Cab. thermophilum grows near the surface of the mats together with cyanobacteria, or blue-green algae, where there is light and oxygen, at a temperature of about 122 to 151 degrees Fahrenheit.
Unexpectedly, the new bacterium was discovered to have special light-harvesting antennae known as chlorosomes, which each contain about 250,000 chlorophylls. No member of this phylum nor any aerobic microbe was known to make chlorosomes before this discovery.
Members of the phylum Acidobacteria have proven very hard to grow in laboratory cultures, which means their ecology and physiology are very poorly understood. Most species of Acidobacteria have been found in poor or polluted soils that are acidic, with a pH below three. However, the Yellowstone Cab. thermophilum lived in more alkaline environments that are about pH 8.5 (on a 1-14 scale).

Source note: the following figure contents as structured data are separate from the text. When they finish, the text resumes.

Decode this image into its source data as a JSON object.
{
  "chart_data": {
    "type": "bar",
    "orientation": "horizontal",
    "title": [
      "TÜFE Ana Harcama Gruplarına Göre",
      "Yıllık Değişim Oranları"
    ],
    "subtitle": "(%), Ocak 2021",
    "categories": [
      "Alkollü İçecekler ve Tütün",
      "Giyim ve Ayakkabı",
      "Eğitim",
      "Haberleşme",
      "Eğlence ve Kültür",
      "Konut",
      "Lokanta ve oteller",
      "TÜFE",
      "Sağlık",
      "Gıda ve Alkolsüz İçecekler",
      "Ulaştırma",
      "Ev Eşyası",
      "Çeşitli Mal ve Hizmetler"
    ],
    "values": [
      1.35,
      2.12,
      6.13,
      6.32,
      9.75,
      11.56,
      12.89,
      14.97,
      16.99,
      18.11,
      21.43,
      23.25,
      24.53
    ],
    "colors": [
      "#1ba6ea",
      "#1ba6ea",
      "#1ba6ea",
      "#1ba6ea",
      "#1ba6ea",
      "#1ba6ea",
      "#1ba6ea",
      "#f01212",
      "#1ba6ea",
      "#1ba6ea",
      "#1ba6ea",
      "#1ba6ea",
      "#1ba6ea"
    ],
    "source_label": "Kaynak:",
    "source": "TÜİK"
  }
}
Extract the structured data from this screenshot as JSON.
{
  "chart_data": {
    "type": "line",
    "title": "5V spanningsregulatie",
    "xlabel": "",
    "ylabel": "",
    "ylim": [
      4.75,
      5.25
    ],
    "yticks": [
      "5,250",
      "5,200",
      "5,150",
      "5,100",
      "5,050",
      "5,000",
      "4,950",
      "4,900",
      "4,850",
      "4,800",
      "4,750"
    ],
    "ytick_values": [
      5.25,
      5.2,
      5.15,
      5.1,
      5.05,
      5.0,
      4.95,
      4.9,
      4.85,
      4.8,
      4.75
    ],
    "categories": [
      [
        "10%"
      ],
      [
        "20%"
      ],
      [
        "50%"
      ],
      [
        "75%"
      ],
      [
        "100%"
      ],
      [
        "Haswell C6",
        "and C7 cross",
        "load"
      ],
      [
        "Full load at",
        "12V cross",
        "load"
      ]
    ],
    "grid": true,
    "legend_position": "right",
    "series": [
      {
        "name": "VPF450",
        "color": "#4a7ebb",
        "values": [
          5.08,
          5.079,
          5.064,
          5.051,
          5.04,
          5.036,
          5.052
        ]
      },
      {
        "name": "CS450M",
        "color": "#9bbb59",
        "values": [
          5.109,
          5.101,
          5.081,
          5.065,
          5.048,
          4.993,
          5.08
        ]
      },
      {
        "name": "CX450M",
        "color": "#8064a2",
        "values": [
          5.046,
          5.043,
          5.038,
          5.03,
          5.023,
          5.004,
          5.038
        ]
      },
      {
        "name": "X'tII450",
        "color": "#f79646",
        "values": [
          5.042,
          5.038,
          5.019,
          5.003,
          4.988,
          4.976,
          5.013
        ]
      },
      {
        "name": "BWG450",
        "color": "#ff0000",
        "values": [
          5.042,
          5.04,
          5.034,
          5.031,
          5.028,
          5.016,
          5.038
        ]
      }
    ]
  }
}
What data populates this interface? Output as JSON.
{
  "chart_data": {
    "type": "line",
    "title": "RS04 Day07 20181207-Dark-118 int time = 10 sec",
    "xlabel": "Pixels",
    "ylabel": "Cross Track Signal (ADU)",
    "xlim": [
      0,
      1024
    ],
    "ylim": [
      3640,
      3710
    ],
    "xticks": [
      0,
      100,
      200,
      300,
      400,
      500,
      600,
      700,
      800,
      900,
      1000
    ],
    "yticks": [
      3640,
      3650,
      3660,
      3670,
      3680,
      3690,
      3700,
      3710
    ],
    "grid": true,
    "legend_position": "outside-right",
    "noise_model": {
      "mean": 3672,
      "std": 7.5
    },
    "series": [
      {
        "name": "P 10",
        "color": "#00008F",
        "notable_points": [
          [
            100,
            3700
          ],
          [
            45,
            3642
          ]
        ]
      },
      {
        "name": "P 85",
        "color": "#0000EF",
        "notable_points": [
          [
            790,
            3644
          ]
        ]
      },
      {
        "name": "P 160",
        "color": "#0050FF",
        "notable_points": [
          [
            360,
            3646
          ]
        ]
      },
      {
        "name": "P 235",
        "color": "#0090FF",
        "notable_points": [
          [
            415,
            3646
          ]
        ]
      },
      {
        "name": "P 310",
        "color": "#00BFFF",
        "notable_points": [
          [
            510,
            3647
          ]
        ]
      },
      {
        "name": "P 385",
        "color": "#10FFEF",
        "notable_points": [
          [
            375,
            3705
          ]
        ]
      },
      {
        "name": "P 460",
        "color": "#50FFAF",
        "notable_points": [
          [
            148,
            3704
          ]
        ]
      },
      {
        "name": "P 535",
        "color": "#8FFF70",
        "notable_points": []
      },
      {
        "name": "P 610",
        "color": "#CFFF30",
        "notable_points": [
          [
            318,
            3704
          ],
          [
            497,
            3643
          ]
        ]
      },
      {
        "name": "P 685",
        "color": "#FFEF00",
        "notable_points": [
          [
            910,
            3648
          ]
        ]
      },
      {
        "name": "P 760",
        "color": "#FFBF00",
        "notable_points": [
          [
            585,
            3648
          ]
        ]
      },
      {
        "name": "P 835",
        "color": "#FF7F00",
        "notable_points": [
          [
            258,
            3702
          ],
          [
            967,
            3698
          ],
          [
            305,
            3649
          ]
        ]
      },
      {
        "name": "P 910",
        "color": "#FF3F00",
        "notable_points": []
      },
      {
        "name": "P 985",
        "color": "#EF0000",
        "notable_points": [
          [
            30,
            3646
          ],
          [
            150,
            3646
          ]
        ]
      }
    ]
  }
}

Yellowstone habitats have been explored since the 1960s for new organisms that may have important applications for biotechnology, pollution clean-ups (bioremediation), and medicine. Bryant and Ward's team found the new bacterium in three hot springs--Mushroom Spring, Octopus Spring, and Green Finger Pool--not far from the Old Faithful Geyser. Also living in these same hot springs is the famous Yellowstone microbe, Thermus aquaticus, which revolutionized forensics and other fields by making the polymerase chain reaction (PCR) a routine procedure.